Für Social-Media-Marketer ergeben sich dadurch neue Herausforderungen. Es gilt, Ad hoc-Bedürfnisse der Zielgruppen und Schlüsselmomente zu identifizieren, um mit einer Botschaft anzukommen.

Die Auswertung der aktuellen Social-Media-Studie Wave zeigt, dass die allgemeine Aufmerksamkeitsspanne junger Zielgruppen weiter sinkt. Parallel dazu steigen die Ansprüche an die Kommunikation mit Marken und Unternehmen. Getrieben werden diese Entwicklungen vor allem durch das Smartphone als ständiger Begleiter im Alltag.
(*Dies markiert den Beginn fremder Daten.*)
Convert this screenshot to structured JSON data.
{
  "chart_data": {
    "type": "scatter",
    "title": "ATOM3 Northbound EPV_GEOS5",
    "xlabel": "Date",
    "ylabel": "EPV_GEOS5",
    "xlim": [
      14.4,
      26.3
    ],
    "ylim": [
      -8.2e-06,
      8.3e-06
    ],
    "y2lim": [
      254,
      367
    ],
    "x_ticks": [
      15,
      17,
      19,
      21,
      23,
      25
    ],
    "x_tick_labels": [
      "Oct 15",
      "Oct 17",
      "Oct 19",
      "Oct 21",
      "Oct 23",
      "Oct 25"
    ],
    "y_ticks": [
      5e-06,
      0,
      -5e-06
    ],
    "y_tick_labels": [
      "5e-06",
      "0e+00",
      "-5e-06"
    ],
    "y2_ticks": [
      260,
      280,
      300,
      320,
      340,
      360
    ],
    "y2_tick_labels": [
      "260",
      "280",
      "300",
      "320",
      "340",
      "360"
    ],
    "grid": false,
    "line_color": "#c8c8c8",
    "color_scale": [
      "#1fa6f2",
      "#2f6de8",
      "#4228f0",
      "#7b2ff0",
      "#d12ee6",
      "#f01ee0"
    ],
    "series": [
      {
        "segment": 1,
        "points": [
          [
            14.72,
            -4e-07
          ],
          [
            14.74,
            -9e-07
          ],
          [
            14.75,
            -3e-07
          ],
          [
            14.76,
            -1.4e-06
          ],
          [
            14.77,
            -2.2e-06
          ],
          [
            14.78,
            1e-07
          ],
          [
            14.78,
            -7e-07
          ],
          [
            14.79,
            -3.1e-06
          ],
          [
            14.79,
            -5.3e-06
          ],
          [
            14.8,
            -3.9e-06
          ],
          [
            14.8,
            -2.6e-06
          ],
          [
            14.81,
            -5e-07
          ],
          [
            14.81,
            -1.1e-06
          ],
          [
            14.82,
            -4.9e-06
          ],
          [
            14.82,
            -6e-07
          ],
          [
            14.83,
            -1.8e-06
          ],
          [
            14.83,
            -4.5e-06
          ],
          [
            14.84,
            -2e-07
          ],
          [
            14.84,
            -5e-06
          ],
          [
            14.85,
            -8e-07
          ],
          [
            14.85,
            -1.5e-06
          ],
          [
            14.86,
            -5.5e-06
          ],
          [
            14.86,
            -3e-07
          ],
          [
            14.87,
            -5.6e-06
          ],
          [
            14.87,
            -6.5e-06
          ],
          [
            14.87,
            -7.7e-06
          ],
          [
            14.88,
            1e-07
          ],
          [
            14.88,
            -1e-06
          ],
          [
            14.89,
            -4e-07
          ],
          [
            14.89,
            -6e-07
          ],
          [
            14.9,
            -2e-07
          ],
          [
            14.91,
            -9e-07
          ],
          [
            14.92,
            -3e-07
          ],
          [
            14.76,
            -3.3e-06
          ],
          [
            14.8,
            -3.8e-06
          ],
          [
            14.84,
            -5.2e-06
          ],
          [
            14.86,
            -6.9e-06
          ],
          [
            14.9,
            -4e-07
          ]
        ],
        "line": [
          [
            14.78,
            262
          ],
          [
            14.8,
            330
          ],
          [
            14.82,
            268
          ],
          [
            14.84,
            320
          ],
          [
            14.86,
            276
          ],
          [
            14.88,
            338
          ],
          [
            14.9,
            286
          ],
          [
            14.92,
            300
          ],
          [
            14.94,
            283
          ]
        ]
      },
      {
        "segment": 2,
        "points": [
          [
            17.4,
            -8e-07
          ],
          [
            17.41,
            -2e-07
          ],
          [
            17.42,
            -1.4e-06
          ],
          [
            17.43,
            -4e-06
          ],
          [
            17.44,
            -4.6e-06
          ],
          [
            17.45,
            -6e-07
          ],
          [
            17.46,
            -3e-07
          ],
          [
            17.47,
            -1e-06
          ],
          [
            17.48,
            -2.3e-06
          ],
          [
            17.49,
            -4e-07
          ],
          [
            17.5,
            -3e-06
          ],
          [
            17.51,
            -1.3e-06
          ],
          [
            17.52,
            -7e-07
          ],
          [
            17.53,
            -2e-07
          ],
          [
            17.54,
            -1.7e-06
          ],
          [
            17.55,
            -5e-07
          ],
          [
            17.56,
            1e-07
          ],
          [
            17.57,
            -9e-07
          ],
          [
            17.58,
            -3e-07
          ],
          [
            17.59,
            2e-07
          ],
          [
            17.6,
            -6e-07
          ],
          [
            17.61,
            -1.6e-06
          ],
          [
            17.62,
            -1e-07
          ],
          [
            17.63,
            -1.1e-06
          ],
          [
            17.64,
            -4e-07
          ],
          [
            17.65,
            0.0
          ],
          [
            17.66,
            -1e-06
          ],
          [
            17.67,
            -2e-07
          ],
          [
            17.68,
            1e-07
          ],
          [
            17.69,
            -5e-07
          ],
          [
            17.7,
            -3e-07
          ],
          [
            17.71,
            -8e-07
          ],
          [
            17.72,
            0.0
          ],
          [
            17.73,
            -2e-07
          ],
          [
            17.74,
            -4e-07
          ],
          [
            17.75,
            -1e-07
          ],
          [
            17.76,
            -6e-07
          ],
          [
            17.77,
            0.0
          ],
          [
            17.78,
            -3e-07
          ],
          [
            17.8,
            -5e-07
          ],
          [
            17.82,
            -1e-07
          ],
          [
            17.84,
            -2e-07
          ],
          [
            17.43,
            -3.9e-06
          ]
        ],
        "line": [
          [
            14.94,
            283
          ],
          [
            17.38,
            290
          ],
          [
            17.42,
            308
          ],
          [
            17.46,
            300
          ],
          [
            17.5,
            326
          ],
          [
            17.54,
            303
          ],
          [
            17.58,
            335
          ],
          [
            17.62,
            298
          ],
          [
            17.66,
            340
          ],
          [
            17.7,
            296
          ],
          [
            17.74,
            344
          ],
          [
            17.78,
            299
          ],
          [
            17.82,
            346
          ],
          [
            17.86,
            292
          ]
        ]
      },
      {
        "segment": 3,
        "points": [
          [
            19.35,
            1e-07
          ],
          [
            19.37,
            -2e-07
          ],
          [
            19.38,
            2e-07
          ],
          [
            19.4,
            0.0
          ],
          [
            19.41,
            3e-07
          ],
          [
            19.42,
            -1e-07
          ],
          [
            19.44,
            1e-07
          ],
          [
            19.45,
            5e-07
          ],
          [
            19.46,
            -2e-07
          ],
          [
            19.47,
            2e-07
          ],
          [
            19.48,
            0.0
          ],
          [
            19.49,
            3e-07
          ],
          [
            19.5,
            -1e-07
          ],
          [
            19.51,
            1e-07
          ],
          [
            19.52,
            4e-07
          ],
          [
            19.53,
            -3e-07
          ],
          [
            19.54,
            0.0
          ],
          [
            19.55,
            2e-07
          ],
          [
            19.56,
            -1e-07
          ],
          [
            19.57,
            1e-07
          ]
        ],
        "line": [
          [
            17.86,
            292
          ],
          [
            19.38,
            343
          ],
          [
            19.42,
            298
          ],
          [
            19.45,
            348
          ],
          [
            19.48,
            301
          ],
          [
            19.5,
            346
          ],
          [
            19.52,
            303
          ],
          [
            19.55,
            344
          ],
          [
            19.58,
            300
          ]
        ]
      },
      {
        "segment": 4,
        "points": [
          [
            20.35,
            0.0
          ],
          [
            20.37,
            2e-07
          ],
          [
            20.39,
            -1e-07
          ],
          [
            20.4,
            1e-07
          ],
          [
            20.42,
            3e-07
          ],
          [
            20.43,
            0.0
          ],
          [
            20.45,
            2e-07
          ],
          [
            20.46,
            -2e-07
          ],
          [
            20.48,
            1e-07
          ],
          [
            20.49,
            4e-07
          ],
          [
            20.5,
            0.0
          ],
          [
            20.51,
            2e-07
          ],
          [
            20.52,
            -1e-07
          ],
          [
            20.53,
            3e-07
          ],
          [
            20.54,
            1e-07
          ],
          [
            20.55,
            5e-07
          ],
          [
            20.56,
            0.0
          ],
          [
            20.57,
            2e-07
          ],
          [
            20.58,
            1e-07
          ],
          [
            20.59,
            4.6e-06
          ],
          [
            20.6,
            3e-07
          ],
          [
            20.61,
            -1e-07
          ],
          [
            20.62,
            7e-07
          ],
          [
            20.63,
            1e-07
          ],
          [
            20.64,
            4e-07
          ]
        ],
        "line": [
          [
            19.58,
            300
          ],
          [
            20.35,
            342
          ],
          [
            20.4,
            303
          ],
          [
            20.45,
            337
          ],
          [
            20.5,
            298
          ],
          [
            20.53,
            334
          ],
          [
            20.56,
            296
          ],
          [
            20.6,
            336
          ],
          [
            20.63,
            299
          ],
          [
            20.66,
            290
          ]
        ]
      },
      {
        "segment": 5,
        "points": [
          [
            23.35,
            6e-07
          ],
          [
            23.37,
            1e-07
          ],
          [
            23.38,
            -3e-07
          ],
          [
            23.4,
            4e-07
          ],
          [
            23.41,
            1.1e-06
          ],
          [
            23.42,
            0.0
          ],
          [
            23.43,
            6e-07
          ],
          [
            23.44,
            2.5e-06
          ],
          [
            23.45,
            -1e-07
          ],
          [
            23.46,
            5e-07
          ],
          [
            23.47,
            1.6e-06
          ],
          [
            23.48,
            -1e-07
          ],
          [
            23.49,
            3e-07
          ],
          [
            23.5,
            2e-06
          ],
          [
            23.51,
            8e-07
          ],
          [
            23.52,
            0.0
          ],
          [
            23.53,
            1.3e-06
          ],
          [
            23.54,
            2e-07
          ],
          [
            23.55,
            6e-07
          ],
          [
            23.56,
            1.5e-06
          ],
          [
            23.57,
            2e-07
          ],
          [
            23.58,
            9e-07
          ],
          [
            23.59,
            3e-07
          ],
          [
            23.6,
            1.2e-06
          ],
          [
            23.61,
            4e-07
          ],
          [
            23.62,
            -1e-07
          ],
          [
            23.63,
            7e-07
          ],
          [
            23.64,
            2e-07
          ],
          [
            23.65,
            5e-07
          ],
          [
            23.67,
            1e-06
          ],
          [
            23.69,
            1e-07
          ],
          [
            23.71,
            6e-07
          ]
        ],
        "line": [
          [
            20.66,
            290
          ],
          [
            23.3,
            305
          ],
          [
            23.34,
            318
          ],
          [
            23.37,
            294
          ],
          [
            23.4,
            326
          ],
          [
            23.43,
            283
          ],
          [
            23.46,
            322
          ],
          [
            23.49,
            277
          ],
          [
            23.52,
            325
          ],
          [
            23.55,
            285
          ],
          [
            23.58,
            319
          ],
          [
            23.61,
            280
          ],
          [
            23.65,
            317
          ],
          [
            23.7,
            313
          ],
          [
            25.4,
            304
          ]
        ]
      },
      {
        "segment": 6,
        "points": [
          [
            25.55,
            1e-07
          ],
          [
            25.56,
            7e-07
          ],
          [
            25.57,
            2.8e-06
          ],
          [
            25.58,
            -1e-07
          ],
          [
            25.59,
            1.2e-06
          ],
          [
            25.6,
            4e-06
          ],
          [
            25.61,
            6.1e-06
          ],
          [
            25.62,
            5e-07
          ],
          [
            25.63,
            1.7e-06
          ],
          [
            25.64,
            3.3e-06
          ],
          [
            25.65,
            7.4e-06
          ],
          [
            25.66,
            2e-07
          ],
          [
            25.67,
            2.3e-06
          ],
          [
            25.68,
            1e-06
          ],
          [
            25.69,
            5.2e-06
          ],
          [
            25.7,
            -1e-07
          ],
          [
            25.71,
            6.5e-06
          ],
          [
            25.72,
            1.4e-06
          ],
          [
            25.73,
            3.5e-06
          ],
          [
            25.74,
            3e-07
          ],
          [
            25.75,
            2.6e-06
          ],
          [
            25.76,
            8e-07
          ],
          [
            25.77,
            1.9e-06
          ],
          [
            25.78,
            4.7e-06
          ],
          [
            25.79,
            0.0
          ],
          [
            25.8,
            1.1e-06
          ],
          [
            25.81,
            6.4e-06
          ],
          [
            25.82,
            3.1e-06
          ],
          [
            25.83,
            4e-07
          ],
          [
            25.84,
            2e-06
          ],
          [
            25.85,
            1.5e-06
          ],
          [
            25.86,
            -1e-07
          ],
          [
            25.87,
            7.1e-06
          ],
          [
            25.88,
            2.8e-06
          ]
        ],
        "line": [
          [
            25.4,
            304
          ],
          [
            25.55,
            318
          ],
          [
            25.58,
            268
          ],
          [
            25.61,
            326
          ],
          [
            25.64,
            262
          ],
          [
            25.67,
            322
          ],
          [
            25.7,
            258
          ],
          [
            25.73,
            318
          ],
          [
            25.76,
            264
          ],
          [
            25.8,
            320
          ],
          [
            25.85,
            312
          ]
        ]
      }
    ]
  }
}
Die wichtigsten Ergebnisse aus der Studie:

  • Smartphone-Nutzung: 91 Prozent der deutschen Studienteilnehmer nutzen ein Smartphone, der Anteil der Desktop-PCs und Laptops sinkt. Die Tablet-Nutzung nimmt ebenfalls weiter zu.
  • Online-Kauf: Nur 31 Prozent der Befragten nutzen das Smartphone zum Online-Einkauf. Mobile Einkäufe sind zu kompliziert.  
  • Ein Kanal für jedes Bedürfnis: Facebook ist der News- und Meinungskanal, Instagram liefert Nutzern Anerkennung und Inspiration, Youtube sorgt für Unterhaltung und Ablenkung und erreicht mit 93,5% der Befragten die breiteste Masse.
  • Snapchat: Der Instant-Messaging-Dienst wächst in der täglichen Nutzung um 207 Prozent - allerdings bleibt die Plattform ein reines Teenie-Medium mit sehr eingeschränkter Reichweite in älteren Zielgruppen.
  • Großes Sicherheitsbedürfnis: 56 Prozent der Befragten wollen absolute Anonymität im digitalen Raum – ein Bedürfnis, das deutsche User auch zu Lasten ihrer Selbstdarstellung in Social Media durchsetzen.

 

Die Wahl des Kanals wird entscheidend

Das Fazit: Erst wenn Marken und Unternehmen verstehen, in welchen Alltagsmomenten ihre Zielgruppen offen für Botschaften sind und welche Stimmungen in diesen Momenten vorherrschen, verfügen sie über die Basis für relevante Kommunikation. Das heißt, die individuelle Bedeutsamkeit von Botschaften für den User entscheidet über ihre Wirkung – und dies nicht nur bezüglich des Contents, sondern auch bezüglich der Auswahl des Kanals und dessen räumlich und zeitliche Aussendung.